GÜNDEM

Anayasa Mahkemesi Suruç kararı: yaşam hakkı ihlali yok

Anayasa Mahkemesi, 34 kişinin hayatını kaybettiği Suruç Patlamasıyla ilgili 13 kişinin yaptığı başvuruyu karara bağladı. Mahkeme, yaşam hakkı ihlali başvurusunu ‘dayanaktan yoksun’ diyerek reddetti.

Şanlıurfa’nın Suruç ilçesinde 20 Temmuz 2015’te Amara Kültür Merkezi’nde toplananları hedef alan DEAŞ’ın canlı bomba saldırısında 34 kişi hayatını kaybetmiş, 100’den fazla kişi de yaralanmıştı. Anayasa Mahkemesi (AYM) patlamaya ilişkin 13 kişi tarafından yapılan yaşam hakkı ihlaline ilişkin başvuruyu karara bağladı.

Yüksek Mahkeme, 8 kişinin iddialarını tüm başvuru yollarının tüketilmemesi nedeniyle kabul etmedi.
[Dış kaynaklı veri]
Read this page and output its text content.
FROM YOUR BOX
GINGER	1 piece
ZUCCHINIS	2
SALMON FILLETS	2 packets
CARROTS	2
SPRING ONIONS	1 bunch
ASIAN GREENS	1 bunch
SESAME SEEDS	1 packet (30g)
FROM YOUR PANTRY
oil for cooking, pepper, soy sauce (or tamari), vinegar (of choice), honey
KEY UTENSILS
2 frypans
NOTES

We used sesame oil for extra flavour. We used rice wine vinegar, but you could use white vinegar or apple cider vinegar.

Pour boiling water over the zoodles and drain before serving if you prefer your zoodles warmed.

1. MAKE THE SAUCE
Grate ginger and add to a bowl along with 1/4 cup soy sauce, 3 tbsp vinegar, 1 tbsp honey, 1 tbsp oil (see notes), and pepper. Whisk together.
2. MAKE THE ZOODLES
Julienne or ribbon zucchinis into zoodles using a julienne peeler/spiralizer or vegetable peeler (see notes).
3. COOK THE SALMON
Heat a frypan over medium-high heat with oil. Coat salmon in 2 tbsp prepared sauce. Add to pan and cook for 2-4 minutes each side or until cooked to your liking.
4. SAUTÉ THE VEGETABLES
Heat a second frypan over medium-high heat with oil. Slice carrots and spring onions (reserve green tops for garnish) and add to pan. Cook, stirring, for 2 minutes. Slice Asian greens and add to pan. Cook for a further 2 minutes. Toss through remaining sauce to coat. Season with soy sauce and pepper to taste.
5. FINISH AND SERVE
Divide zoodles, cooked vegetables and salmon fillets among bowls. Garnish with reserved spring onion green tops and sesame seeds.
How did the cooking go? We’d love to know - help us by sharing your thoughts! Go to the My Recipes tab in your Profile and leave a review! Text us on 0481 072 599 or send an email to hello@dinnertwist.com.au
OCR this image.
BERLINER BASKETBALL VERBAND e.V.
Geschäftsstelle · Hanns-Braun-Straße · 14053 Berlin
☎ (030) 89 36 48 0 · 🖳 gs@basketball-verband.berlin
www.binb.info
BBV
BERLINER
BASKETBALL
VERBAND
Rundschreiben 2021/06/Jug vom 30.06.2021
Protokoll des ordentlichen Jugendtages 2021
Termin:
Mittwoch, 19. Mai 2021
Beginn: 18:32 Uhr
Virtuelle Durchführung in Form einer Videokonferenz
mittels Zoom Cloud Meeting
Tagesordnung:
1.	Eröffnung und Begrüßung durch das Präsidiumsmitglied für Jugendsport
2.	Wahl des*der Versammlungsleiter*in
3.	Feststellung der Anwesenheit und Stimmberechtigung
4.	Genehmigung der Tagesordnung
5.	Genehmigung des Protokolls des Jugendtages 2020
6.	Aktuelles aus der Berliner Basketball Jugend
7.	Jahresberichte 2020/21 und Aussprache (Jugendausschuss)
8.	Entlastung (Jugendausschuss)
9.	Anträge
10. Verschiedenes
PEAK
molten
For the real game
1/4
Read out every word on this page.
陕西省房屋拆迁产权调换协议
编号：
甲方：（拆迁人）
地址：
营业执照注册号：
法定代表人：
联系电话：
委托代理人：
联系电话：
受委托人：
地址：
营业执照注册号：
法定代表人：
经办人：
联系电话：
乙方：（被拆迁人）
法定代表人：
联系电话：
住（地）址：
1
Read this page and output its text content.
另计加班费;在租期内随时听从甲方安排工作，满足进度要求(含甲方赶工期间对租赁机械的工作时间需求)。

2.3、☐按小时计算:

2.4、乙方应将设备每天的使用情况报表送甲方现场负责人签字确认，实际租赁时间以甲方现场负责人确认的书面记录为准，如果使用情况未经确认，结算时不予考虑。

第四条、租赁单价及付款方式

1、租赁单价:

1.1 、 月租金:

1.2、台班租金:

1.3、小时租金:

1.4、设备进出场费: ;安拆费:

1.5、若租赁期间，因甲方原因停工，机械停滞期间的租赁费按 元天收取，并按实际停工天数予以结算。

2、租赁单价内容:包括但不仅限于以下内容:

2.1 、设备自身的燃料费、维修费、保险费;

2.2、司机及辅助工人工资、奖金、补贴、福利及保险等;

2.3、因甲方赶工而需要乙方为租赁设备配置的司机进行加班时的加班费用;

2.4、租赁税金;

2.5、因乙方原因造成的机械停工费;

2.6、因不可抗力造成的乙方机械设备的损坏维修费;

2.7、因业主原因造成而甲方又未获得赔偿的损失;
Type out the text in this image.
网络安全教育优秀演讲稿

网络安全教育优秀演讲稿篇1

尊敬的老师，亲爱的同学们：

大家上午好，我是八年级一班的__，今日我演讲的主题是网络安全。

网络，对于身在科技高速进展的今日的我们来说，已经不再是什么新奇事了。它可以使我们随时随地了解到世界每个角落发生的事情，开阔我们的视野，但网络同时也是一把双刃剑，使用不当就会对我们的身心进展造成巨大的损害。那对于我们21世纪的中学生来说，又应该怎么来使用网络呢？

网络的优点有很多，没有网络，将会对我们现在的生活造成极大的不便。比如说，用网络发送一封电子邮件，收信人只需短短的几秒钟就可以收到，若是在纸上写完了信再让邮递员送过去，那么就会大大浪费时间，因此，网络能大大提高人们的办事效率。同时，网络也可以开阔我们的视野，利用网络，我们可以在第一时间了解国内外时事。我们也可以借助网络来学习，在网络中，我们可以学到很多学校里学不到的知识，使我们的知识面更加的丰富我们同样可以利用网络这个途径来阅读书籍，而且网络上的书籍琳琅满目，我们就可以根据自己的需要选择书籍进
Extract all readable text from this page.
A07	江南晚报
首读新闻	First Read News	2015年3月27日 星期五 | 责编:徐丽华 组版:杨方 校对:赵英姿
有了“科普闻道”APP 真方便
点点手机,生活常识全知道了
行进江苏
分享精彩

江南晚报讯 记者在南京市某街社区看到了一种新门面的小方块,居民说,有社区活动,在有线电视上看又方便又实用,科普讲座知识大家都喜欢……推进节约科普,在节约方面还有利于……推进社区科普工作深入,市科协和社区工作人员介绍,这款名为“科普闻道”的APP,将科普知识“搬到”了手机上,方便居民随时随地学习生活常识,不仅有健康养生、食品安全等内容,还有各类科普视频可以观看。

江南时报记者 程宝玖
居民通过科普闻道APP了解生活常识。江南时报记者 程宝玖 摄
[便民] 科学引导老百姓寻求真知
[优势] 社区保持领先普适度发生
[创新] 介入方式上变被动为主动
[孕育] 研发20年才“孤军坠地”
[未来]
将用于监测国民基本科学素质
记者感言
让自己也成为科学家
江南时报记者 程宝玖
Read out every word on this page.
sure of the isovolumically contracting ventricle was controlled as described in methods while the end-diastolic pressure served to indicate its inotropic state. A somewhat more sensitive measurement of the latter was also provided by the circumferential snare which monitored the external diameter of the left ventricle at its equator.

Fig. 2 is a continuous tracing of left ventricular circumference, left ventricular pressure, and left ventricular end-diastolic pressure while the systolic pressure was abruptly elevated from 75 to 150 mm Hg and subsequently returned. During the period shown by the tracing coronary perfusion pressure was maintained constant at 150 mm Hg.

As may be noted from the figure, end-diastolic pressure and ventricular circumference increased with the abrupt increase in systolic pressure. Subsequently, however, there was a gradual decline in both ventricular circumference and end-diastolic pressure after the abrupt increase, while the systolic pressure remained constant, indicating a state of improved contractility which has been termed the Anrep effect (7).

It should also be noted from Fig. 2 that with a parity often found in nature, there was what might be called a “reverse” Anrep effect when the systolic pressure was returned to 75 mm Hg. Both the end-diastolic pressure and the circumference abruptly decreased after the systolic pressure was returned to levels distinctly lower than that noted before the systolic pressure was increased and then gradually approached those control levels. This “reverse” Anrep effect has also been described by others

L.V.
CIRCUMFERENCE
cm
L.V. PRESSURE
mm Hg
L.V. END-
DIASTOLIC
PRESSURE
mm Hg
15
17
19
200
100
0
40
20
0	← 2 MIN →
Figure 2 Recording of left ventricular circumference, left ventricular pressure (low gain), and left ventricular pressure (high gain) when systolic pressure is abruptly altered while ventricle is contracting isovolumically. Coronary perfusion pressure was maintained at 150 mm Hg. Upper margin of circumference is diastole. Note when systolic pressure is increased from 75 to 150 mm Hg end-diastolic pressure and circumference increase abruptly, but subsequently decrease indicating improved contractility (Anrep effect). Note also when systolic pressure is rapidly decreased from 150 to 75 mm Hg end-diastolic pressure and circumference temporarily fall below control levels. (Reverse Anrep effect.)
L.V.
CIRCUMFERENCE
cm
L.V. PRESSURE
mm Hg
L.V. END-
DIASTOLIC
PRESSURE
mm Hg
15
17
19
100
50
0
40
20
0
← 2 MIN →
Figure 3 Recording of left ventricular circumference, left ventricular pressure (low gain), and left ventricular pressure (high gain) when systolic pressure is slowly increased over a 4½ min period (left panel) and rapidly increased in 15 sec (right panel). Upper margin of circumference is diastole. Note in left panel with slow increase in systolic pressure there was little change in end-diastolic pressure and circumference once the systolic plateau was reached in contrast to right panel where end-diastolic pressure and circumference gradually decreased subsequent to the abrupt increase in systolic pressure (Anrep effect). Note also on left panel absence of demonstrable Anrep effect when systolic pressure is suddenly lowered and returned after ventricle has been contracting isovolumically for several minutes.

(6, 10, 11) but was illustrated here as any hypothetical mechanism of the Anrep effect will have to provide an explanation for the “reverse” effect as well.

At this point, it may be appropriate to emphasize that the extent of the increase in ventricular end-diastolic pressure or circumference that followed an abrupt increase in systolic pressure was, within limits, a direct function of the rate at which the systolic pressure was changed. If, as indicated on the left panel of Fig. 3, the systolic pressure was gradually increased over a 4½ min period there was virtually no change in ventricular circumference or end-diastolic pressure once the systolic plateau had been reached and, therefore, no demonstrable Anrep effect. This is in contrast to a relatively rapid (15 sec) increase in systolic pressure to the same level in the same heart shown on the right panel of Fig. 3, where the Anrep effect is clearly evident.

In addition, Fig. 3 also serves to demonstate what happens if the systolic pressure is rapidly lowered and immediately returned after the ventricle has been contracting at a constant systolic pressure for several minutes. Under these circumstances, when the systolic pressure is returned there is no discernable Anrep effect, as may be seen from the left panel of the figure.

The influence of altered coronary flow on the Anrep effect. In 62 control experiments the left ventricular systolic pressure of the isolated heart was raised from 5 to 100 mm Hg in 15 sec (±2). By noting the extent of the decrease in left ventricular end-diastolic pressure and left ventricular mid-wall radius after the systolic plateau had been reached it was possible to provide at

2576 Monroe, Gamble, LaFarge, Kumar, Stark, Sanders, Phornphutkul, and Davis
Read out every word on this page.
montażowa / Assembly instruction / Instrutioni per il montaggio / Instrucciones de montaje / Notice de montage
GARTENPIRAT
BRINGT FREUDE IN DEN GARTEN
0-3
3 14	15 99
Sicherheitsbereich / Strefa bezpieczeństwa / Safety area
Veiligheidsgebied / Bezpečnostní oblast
Mahkeme, 4 kişinin yaşam haklarının ihlal edildiğine ilişkin iddialarınsa açıkça dayanaktan yoksunluğu nedeniyle kabul edilemez olduğuna oy birliğiyle karar verdi. Bir kişinin başvurusuysa bu şahsın 2020 yılında ölmesi sebebiyle düştü.

AYM, yaptığı inceleme sonunda şu değerlendirmelere yer verdi:

“Başvurucuların şikayetlerini desteklemek için somut herhangi bir kanıt ortaya koymadan güvenlik güçlerinin DEAŞ üyelerine yönelik sistemli bir ihmalkarlık içinde olduğunu soyut bir biçimde ileri sürdükleri görülmektedir.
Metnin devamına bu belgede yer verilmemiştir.